I don't know what you mean by fusion - the only thing that comes to mind is loop fusion.
It's a general category of optimisations used when you're composing multiple operations over the same stream, data structure, etc. A typical example might involve a programmer writing some list processing code as filtering with one function, composed with mapping with another function, composed with reducing using a third function to get the final answer. An optimising compiler might merge those operations into one space-efficient loop that calculates the final answer without ever generating the intermediate lists.
Put another way, fusion is similar in effect to applying some combination of inlining and loop-based optimisations in situation where you're composing multiple operations over data sets, with the goal of eliminating the storage of unnecessary intermediate values and the overheads of passing them around. It's particularly relevant with higher-level languages that describe their data crunching in functional terms, where a naive implementation is much slower than the fused version.

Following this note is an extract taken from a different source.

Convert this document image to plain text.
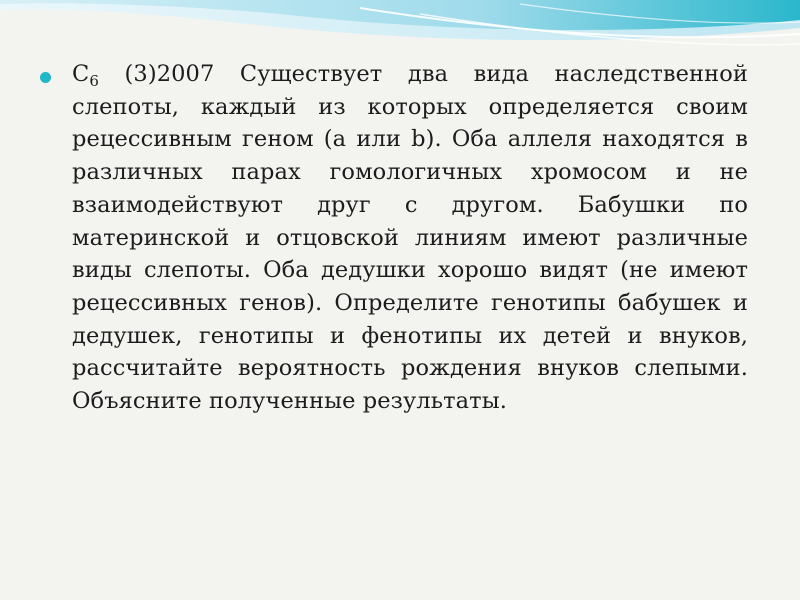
$C_6$ (3)2007 Существует два вида наследственной слепоты, каждый из которых определяется своим рецессивным геном (а или b). Оба аллеля находятся в различных парах гомологичных хромосом и не взаимодействуют друг с другом. Бабушки по материнской и отцовской линиям имеют различные виды слепоты. Оба дедушки хорошо видят (не имеют рецессивных генов). Определите генотипы бабушек и дедушек, генотипы и фенотипы их детей и внуков, рассчитайте вероятность рождения внуков слепыми. Объясните полученные результаты.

If you know assembly programmers who would routinely apply that degree of tight cross-function optimisation (and maintain the code well as the underlying functions evolved later) then I'll be both genuinely impressed at their diligence and somewhat disturbed at how much redundancy they must have in their code base.
I don't think there would be an hierarchy in the optimized case. IME compilers are very bad in handling the register-stack hybrid while assembly programmers are capable to handle them after a learning period.
I'm not sure that's entirely correct. Even when I did more work on these things a few years ago, compilers were already doing cross-function optimisation right down a call stack to optimise the use of the floating point register stack.
I brought this one up as another example where if you were writing the functions manually in assembly, you'd have to either devise your own custom calling conventions for every case (and so potentially reimplement the same functions multiple times) or accept less than optimal performance. As you point out, it's probably not the best example in the context of current CPUs, though.
Most code isn't compiled with whole-program optimization. In fact a huge amount of software are compiled with little optimization done.
Maybe, but then most code isn't developed with hand-tuned assembly for its hot spots either. I'm assuming that we're talking about performance-sensitive cases where that kind of effort would be justified, and that we're interested in which strategy is likely to give the best results in practice. My contention is that, in 2016 and on most modern CPUs, it is likely that using a high level language and a good optimising compiler will give better results than most people would achieve by dropping to assembly.